Star Wars is a futuristic fantasy story.
I thought it was set a long time ago (in a galaxy far, far away).
The car was basically equipped with a stay-in-lane and slow-down-if-you-approach-the-car-in-front-of-you kind of system, which is not an autonomous vehicle, nor can you take your eyes off the road. At best it reacts a bit faster if someone in front of you hits the brakes. Google did a talk on this and said in their tests, as soon as a car seems to be working by itself, drivers stopped paying attention to the road, so half-way-autonomous is a bad idea. People don't want to pay attention and they won't if the car seems to be doing a good enough job.

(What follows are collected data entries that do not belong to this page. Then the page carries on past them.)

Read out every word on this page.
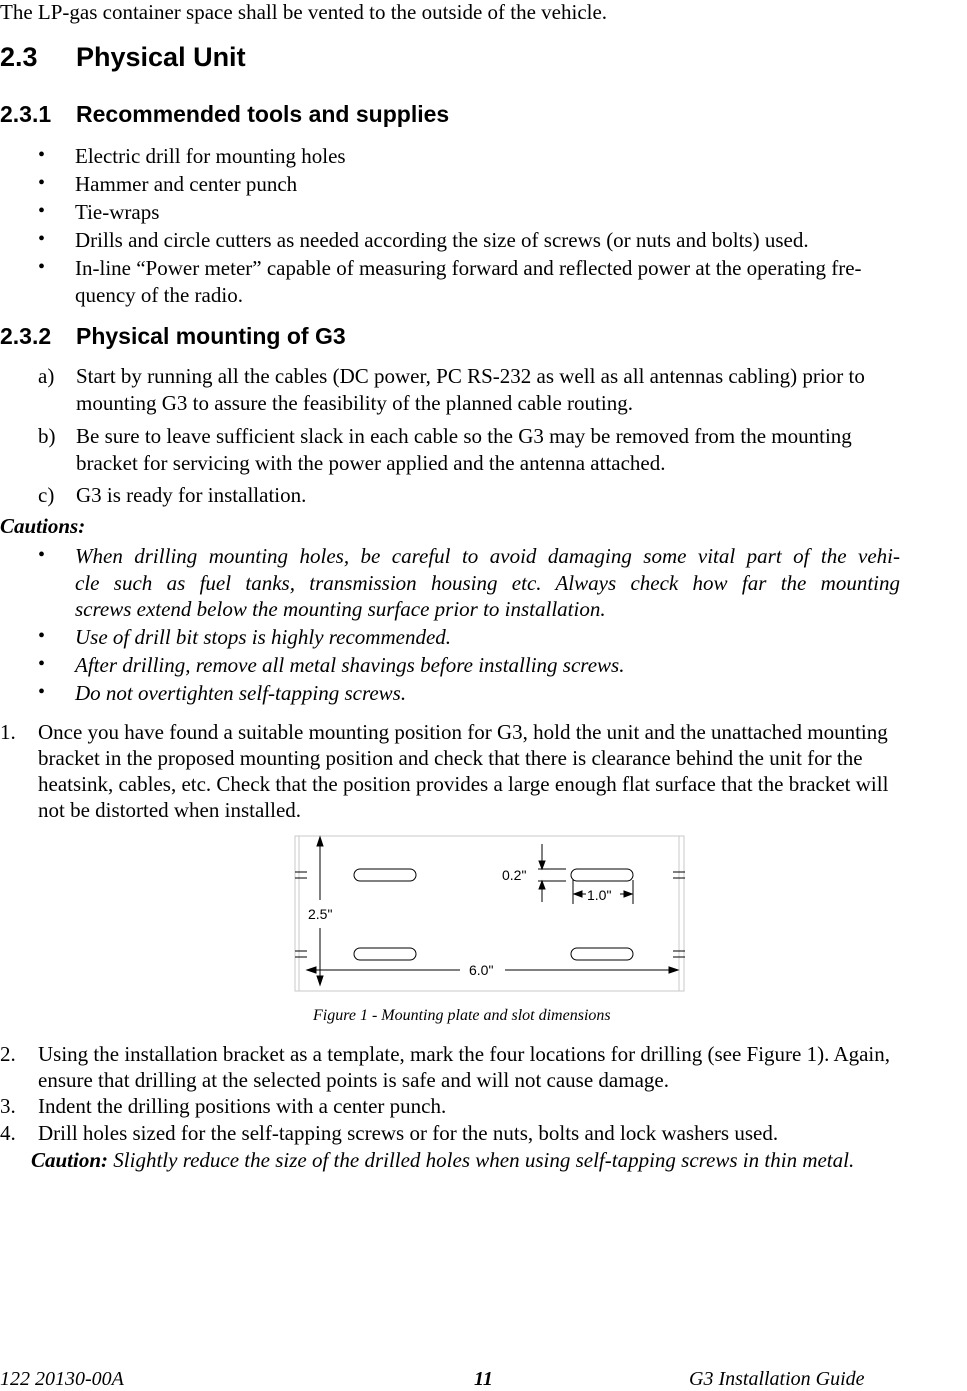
The LP-gas container space shall be vented to the outside of the vehicle.
2.3 Physical Unit
2.3.1 Recommended tools and supplies
• Electric drill for mounting holes
• Hammer and center punch
• Tie-wraps
• Drills and circle cutters as needed according the size of screws (or nuts and bolts) used.
• In-line “Power meter” capable of measuring forward and reflected power at the operating fre-
quency of the radio.
2.3.2 Physical mounting of G3
a) Start by running all the cables (DC power, PC RS-232 as well as all antennas cabling) prior to
mounting G3 to assure the feasibility of the planned cable routing.
b) Be sure to leave sufficient slack in each cable so the G3 may be removed from the mounting
bracket for servicing with the power applied and the antenna attached.
c) G3 is ready for installation.
Cautions:
• When drilling mounting holes, be careful to avoid damaging some vital part of the vehi-
cle such as fuel tanks, transmission housing etc. Always check how far the mounting
screws extend below the mounting surface prior to installation.
• Use of drill bit stops is highly recommended.
• After drilling, remove all metal shavings before installing screws.
• Do not overtighten self-tapping screws.
1. Once you have found a suitable mounting position for G3, hold the unit and the unattached mounting
bracket in the proposed mounting position and check that there is clearance behind the unit for the
heatsink, cables, etc. Check that the position provides a large enough flat surface that the bracket will
not be distorted when installed.
2.5"
6.0"
0.2"
1.0"
Figure 1 - Mounting plate and slot dimensions
2. Using the installation bracket as a template, mark the four locations for drilling (see Figure 1). Again,
ensure that drilling at the selected points is safe and will not cause damage.
3. Indent the drilling positions with a center punch.
4. Drill holes sized for the self-tapping screws or for the nuts, bolts and lock washers used.
Caution: Slightly reduce the size of the drilled holes when using self-tapping screws in thin metal.
122 20130-00A	11	G3 Installation Guide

Only a fully autonomous car will be good enough.
I work in a factory and stuff is occasionally installed wrong or fails in such a way that stuff breaks, sometimes by melting or having smoke come out of it. Nobody was injured and the result of the problem didn't cascade and create other problems (at least nothing serious apparently) which means it's not a huge deal. Replace the cables, align the mirrors properly this time, update the process for mirror alignment and verification and get on with life.
I seriously wonder what kind of sheltered life people must be living to not have experienced stuff breaking down and having to repair it. Have you not owned a car? A washing machine or dishwasher? A computer with a hard drive? I've twice been in the vicinity of electrical transformers that exploded rather spectacularly, both of which due to high winds. They're up on a pole so nobody got hurt. They were fixed within a matter of hours. Seriously, stuff breaks down, usually for quite run-of-the-mill reasons, often due to human error, and it has to be fixed. Why the shock and mock outrage?